By Craig Charney | Insights | Series II | No. 1 | December 2013
Q: How can we use control and comparison groups for evaluations in non-experimental situations involving countrywide programs or campaigns?
A: Good question – and a frequent problem. When programs call for big, national-scale programs, it is particularly difficult to separate out control or comparison groups from the “treatment” or “experimental” groups. After all, the treatment has been applied everywhere! But there are solutions…
One is prior research: pilot or experimental studies on a smaller scale before a program is scaled up. This type of work can more easily isolate and compare experimental and control groups that are selected to be similar in relevant aspects (economic, social, political, geographic, as the case may be). However, a variety of circumstances may prevent piloting – and even when pilots work, it is good to have confirmation that the program taken to scale is making a difference, too. How can this be done?
One way is to look for variations in exposure to the program to compare. Even when programs are national in scope, there often are differences in the extent to which members of the population are exposed to them. Surveys can be particularly helpful in disentangling these groups, which often may live in the same neighborhood or even the same household.
For example, when we evaluated USAID-funded voter education programs in Indonesia in 1999, after the country’s first democratic elections, we were able to group the members of the public by their self-reported exposure to the program. (See Fig. 1 below) We separated out those who were never exposed, who had seen materials once or a few times, and those who had seen the TV spots and publications many times. When we did, the results were dramatic: recognition of election observers, confidence in elections, democratic values and even knowing what democracy is were directly proportional to exposure to the program.
Fig 1: USAID supported TV spots had a measurable effect on attitudes to gender and politics.
Still, in a program like this, where there were a variety of interventions, how could you show that specific ones made a difference? We faced this problem in the voter education evaluation, because we wanted to find out whether specific USAID-funded efforts had made a difference – in particular, TV spots urging women to exercise their rights to become political leaders or to make their own voting choices without “help” from their menfolk. So here we tested for individuals’ exposure to specific program items – in this case, the individual spots – in the survey. (We did this by showing a still from the ad, reading the text, and asking if the respondent had seen it. Now, with tablets and smartphones much commoner, we would probably have the interviewer show the spot.)
Fig. 2: USAID supported TV spots had a measurable effect on attitudes to gender and politics.
When we did this, we saw substantial differences between people exposed and not exposed — 12 points for the leadership spot, 16 points for the “own choice” ad. When you consider that 62 million people saw these spots, that works out to quite a difference. Pity it remains one of USAID’s best kept secrets!
But, a skeptic might say, maybe there’s another difference between your “exposed” and “control” groups that really accounts for their differing reactions, instead of the programs. Perhaps education? Educated people might be likelier to watch TV and to favor equality for women. How to test this?

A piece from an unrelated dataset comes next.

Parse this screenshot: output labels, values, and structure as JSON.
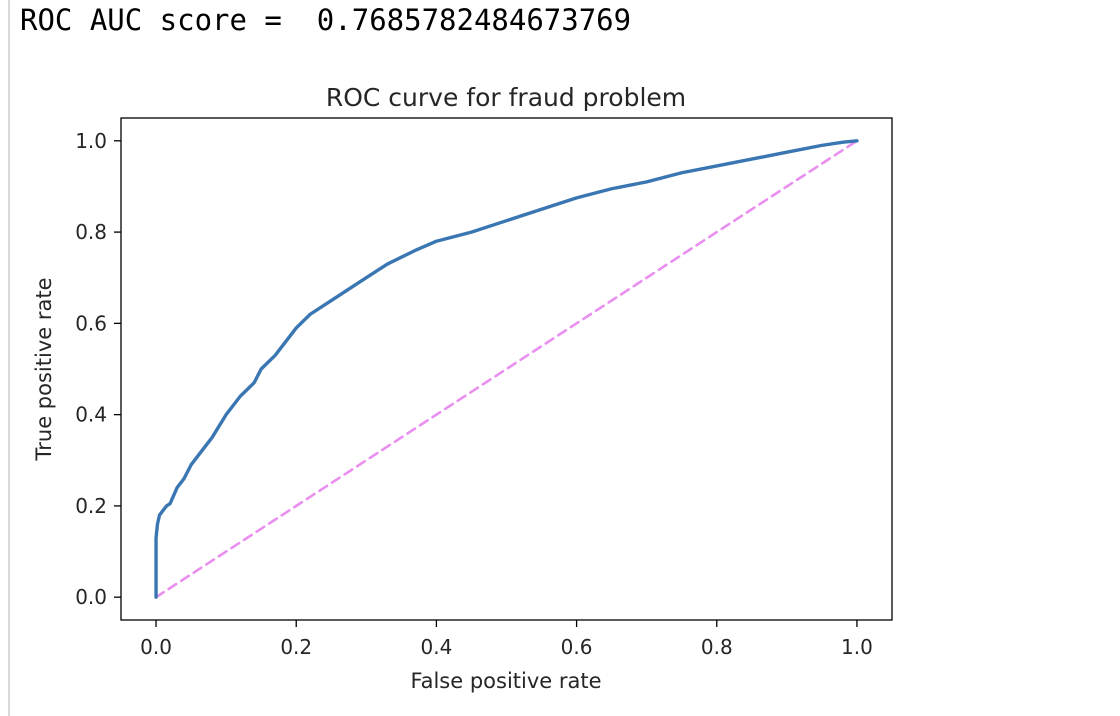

If there’s just one additional factor, like education, you can control for it by cross-tabulating the data by both exposure AND educaton. If exposure makes a difference in the less- and better-educated groups, you show that the “third factor” doesn’t disprove the effect. On the other hand, if the difference between exposed and non-exposed vanishes when you control for education, then it cancels out the effect. (In the example above, it doesn’t.)
Say there are several potential “third factors” that might be at work, perhaps education, income, and urbanization, all of which might explain differences in both exposure to TV and attitudes to women’s rights. In that case, we would do multiple regression analysis, where we impose statistical controls to estimate the influence of each of them, as well as exposure to the program, on whatever the program is designed to influence. (For more detail, look in any statistics textbook.) This gives more precise estimates, but they are generally difficult for lay people to understand. You can also do regressions when there are just two variables involved, but unless you need the “betas” or regression coefficients, it’s usually easier for ordinary people to understand cross-tabulations.